Sunday, October 17, 2010

Literary Theory: Snow White & The Seven Dwarves

I never liked Snow White. I know, I said that about Little Red Riding Hood too, but it's true. As far as Disney goes, I always preferred the movies from the late 80s-90s, which I recently discovered is called the "Disney Renaissance." But, I digress.

My biggest problem with Snow White is that she's stupid. She's the fairest in all the land but she repeatedly lets strangers into her house. In my mind, it's a survival-of-the-fittest scenario and she is miraculously saved again and again despite her own naivety. In most version, Snow White "dies" multiple times! A high school teacher once told me that the definition of crazy is trying the same thing repeatedly and expecting a different result. According to that teacher, Snow White is crazy because she expects to let strangers in and have it end without her dying. I also dislike that Snow White, in every version, relies on other people to save her. She just lies there helplessly. Even Maria Tartar says, "Snow White [is] so dull that she requires a supporting cast of seven to enliven her scenes." I think she is a terrible role model for girls. Beauty isn't everything.

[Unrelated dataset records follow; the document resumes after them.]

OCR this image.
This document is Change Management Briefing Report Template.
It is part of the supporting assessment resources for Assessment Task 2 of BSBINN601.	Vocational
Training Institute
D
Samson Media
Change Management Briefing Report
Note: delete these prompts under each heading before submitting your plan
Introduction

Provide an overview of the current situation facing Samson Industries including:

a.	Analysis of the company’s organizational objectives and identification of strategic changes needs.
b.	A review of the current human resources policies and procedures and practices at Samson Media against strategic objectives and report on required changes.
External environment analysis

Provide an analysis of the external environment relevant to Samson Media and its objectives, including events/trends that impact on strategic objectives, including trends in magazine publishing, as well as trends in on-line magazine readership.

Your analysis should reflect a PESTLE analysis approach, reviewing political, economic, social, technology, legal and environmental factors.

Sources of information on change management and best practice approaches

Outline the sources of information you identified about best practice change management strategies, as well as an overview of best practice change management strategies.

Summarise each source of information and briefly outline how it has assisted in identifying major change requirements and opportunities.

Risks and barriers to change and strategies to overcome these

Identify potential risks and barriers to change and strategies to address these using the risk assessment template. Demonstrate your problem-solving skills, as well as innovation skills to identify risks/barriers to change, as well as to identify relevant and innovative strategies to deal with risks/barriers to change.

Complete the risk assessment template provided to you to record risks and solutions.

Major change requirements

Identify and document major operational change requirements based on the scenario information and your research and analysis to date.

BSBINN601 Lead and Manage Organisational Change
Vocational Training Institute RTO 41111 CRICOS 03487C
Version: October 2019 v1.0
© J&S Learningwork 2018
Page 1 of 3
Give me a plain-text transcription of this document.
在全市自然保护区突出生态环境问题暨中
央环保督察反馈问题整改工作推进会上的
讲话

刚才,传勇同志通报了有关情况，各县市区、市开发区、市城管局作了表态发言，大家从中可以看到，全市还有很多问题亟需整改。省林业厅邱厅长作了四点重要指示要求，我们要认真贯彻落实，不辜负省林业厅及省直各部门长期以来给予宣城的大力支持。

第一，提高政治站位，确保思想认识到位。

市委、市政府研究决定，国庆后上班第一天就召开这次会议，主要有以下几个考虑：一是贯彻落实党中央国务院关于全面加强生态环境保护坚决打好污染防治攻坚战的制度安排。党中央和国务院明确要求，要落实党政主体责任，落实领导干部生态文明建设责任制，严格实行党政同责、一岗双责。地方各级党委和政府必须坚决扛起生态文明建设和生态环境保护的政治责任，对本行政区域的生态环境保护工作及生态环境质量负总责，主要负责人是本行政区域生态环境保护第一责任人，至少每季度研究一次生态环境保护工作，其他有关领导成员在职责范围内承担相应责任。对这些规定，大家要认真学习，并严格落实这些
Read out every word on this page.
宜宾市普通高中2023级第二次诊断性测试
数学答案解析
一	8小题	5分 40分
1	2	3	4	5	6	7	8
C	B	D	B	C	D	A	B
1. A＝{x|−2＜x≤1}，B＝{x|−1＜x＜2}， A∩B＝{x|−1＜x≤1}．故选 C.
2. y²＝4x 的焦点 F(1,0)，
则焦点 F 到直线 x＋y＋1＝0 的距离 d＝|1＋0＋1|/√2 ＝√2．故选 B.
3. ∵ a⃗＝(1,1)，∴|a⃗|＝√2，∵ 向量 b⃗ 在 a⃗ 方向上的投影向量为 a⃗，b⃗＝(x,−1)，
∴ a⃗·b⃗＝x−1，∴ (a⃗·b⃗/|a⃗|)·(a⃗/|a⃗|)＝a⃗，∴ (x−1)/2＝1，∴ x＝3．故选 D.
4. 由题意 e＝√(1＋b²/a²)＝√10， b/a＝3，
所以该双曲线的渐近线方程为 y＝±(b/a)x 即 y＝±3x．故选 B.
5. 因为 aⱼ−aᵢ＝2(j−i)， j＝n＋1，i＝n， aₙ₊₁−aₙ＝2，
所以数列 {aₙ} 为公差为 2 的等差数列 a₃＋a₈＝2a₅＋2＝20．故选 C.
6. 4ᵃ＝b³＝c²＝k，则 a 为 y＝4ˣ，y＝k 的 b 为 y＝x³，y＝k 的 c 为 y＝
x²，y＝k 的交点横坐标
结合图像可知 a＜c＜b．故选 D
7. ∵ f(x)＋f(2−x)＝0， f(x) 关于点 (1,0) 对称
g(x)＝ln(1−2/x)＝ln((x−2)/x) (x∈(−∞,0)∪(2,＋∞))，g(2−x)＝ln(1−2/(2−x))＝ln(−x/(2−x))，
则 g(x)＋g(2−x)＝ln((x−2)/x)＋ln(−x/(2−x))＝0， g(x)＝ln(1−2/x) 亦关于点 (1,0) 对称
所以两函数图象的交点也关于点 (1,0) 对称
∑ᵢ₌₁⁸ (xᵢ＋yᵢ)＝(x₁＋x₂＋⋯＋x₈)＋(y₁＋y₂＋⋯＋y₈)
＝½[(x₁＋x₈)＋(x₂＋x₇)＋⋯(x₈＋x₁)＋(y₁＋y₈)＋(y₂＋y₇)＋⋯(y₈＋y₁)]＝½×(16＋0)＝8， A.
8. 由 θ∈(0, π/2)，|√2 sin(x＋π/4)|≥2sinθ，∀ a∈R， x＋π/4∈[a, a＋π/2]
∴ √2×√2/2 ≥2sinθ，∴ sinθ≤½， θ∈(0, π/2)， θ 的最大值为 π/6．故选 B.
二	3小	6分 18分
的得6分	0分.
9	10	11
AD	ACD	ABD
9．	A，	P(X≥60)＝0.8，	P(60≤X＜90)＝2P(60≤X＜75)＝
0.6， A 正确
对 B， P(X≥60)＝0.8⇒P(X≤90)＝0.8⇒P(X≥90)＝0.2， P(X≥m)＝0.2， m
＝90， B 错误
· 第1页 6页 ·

I'll have to go watch the intro to Disney's Snow White on YouTube, because I have no recollection that the evil queen was Snow White's stepmother, as the introduction to Snow White in The Classic Fairy Tales discusses. I will say that I have always thought the queen was an excellent villain, but she's better in some versions than in others. I also never realized how violent the story of Snow White really is until I read all of the versions in The Classic Fairy Tales. Snow White gets beaten in The Young Slave, killed several times in the Brothers Grimm version (lace, comb, apple), gets her fingers cut off and is killed in Lasair Gheug, and again dies several times (lace, comb, apple) in Anne Sexton's poem. And yet things always end happily for Snow White, through no actions of her own. At least the hunter is always a virtuous character in each version, refusing to kill an innocent girl, and lying to cover for her. (Okay, so lying is particularly virtuous, but we'll forgive it in this case.)

Last note: Did it seem funny to anyone else that Snow White's name in Giambattista Basile's The Young Slave is Lisa?